Adapting to sensitive terrain

This study examines the choice of humanitarian housing assistance model implemented in the context of the Syrian crisis in Lebanon and its impact on the local rental market. It focuses on one main field of study, that of the locality of Bar Elias in the Bekaa region. The actors involved in this work are: members of the municipality of Bar Elias, Syrian tenants, property owners and members of the local and international humanitarian community concerned with the issue of housing aid for Syrian refugees. This work is complemented by data on the impact of the Syrian presence in the Palestinian camp of Bourj El-Barajneh on the camp’s rental market, collected as part of doctoral research in 2017. Aware of the complexity of working in sensitive terrain, the variability of data and its availability, we opted for a mixed method allowing us to adapt to the realities of the field. The study is thus based on a mixed method involving both a qualitative approach (non-directive and semi-directive interviews) and a quantitative approach (questionnaire).

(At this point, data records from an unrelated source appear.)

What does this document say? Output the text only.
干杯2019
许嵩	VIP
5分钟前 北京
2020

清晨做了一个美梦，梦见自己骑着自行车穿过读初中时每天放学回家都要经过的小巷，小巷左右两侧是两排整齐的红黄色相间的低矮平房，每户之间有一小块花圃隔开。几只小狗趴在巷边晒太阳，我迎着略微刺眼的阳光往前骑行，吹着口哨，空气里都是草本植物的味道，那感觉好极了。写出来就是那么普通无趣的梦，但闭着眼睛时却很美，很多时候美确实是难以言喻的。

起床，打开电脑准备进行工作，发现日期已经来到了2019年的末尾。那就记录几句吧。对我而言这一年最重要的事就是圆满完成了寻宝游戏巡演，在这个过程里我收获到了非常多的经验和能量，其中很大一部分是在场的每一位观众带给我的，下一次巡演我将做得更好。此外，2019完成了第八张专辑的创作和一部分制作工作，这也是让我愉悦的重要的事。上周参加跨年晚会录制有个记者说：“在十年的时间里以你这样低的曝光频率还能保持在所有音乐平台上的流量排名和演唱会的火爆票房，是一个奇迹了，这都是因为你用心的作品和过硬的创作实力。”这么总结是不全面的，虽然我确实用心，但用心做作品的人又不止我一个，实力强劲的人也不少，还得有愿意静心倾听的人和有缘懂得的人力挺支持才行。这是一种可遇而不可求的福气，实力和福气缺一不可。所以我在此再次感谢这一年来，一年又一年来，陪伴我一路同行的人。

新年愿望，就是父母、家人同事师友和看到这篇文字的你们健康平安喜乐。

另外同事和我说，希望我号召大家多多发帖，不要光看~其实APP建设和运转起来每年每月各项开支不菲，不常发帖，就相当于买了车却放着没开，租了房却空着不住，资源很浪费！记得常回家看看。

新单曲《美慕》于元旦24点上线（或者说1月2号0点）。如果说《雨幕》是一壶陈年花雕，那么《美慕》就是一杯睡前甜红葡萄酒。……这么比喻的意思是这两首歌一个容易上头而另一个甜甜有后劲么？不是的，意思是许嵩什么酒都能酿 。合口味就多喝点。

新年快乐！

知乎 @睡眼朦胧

Fieldwork took place between November 2020 and January 2021. A total of seventeen interviews were conducted with staff from humanitarian organizations/agencies and eleven interviews were conducted with Lebanese authorities. Two questionnaires were addressed to Syrian households benefiting from the program in 2018 and 2019 whose contracts have expired or will expire in the coming weeks. These questionnaires provided figures on the program and an understanding of the households’ residential situation. Due to the health situation, the planned interviews with apartment owners were replaced by a questionnaire with open and closed questions, drawn up with 28 Bar Elias owners, former or current beneficiaries of the program.

 

Biography

Nicole Tabet is an architect and urban planner, and holds a PhD in geography and planning from the Territoires, Villes, Environnement et Société laboratory at Lille 1 University. Her research focuses on the dialectic of exclusion(s) and inclusion(s) of refugee camps in host cities, and more specifically Palestinian camps in Lebanese cities. She was also a post-doctoral fellow at the Escuela Técnica Superior de Arquitectura of the Universidad Politécnica de Valencia (Spain).